The line is not only spoken in rhymed verse, but is also in iambic pentameter — a verse that consists of five pairs of stressed and unstressed syllables. The play is written mostly in this way, giving it a much more poetic feeling than the average theatre piece. As you can imagine, it creates a much more difficult job for the performers, who must ensure the unnatural dialogue has a natural tone and delivery.

“I think the biggest challenge is making the language work,” Kremer said. “Finding a way to do the verses so it doesn’t sound singsongy, and at the same time it makes sense.”
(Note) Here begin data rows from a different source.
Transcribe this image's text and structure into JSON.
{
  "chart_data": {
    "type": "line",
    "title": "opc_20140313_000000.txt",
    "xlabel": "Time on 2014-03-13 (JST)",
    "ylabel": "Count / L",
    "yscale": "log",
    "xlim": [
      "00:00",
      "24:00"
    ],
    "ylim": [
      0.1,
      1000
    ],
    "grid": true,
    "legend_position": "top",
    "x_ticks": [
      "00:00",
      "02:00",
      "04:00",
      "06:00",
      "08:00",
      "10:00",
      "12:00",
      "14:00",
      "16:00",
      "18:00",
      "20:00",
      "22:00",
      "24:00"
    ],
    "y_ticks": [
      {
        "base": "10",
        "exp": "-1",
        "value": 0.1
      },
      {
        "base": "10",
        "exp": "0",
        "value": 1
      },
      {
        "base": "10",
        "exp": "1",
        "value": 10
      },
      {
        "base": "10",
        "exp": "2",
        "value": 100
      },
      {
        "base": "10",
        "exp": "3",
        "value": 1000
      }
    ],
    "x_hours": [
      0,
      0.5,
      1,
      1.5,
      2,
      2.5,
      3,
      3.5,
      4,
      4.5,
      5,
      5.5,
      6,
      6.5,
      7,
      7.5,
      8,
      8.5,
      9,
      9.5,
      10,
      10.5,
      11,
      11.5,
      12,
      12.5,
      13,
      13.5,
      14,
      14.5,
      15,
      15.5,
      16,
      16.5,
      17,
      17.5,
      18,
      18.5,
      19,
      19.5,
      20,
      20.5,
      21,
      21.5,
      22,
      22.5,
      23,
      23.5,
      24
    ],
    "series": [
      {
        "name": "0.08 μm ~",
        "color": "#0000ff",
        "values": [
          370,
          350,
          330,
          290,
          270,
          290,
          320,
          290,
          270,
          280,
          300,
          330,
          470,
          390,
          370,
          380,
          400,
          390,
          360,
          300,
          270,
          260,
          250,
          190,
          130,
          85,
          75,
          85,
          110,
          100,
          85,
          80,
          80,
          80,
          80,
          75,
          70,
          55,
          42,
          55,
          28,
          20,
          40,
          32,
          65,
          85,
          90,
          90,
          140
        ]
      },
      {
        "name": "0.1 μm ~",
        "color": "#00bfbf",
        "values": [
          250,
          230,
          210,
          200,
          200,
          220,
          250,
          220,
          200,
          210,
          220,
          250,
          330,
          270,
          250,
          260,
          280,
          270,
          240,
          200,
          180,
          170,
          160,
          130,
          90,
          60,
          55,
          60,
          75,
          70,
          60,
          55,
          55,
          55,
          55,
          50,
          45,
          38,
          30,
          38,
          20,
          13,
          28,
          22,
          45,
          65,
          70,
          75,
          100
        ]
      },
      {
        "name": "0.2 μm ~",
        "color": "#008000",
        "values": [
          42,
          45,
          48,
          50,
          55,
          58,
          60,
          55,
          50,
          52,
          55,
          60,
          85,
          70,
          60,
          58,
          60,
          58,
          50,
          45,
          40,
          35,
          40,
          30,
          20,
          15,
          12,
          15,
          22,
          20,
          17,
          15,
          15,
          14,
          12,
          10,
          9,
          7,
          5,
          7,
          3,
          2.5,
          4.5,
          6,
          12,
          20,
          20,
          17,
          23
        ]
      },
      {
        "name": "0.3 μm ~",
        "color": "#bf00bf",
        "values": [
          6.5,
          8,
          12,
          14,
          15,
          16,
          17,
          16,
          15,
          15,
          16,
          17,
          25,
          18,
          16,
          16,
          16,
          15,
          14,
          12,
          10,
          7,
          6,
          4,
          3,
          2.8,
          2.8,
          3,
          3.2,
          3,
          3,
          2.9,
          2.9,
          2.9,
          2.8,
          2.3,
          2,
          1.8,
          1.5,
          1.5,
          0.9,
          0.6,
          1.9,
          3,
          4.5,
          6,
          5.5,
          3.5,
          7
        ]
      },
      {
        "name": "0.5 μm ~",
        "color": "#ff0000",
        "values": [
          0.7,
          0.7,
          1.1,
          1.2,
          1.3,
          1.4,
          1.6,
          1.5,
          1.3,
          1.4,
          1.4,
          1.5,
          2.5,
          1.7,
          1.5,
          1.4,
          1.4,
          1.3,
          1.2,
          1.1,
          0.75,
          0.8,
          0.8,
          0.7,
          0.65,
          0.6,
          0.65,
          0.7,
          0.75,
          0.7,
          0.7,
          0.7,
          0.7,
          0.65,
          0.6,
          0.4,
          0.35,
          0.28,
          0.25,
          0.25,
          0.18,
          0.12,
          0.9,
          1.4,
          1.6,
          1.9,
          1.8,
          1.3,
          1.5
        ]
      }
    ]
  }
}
Adapted from Pierre Corneille’s “Le Menteur,” “The Liar” is playwright David Ives’ 2010 take on the 1644 play. There is another layer of influence, too: Corneille drew his inspiration from Mexican-born playwright Juan Ruiz de Alarcón’s “La verdad sospechosa.” In an interview with NPR, Ives said he considers what he did as a “translaptation” — part translation, part adaptation. Because Ives revamped the play so recently, it’s full of modern references to entertain a 21st-century audience.

Kremer said the theatre department puts on a similar “language play” in its Mainstage series every year. In these plays, the language is purposefully different and more difficult. According to the show’s stage manager, Rich Vollmer, ‘06, a production like this requires a lot of work.

“We’ve been rehearsing around five weeks,” Vollmer said. “We rehearse Monday through Saturday, where we typically run for four hours during the weekdays and a six-hour rehearsal on the Saturday.”

The play is romantic and poetic, but most of all, it’s funny. Much of the humor comes from the larger-than-life performances, the humorous dialogue and the meta jokes throughout the show.

“The first thing I hope people take away from the show is that they have a hell of a good time laughing,” Kremer said. “But my second thing that I hope they take away from the show is the question about lying and how does lying fit into their lives, if it fits in at all. Do they tell little white lies or do they tell big lies? Our job in the theater is to raise questions and make morals.”

“The Liar” will be performed at 8 p.m. on Feb. 23, 24, 28 and March 1, and at 2 p.m. on Feb 24. All performances will be held in Watters Theater in the Anderson Center. Tickets can be purchased at the Anderson Center Box Office or on the Anderson Center website. Prices are $18 for general audience, $16 for alumni, faculty, seniors and staff and $10 for students.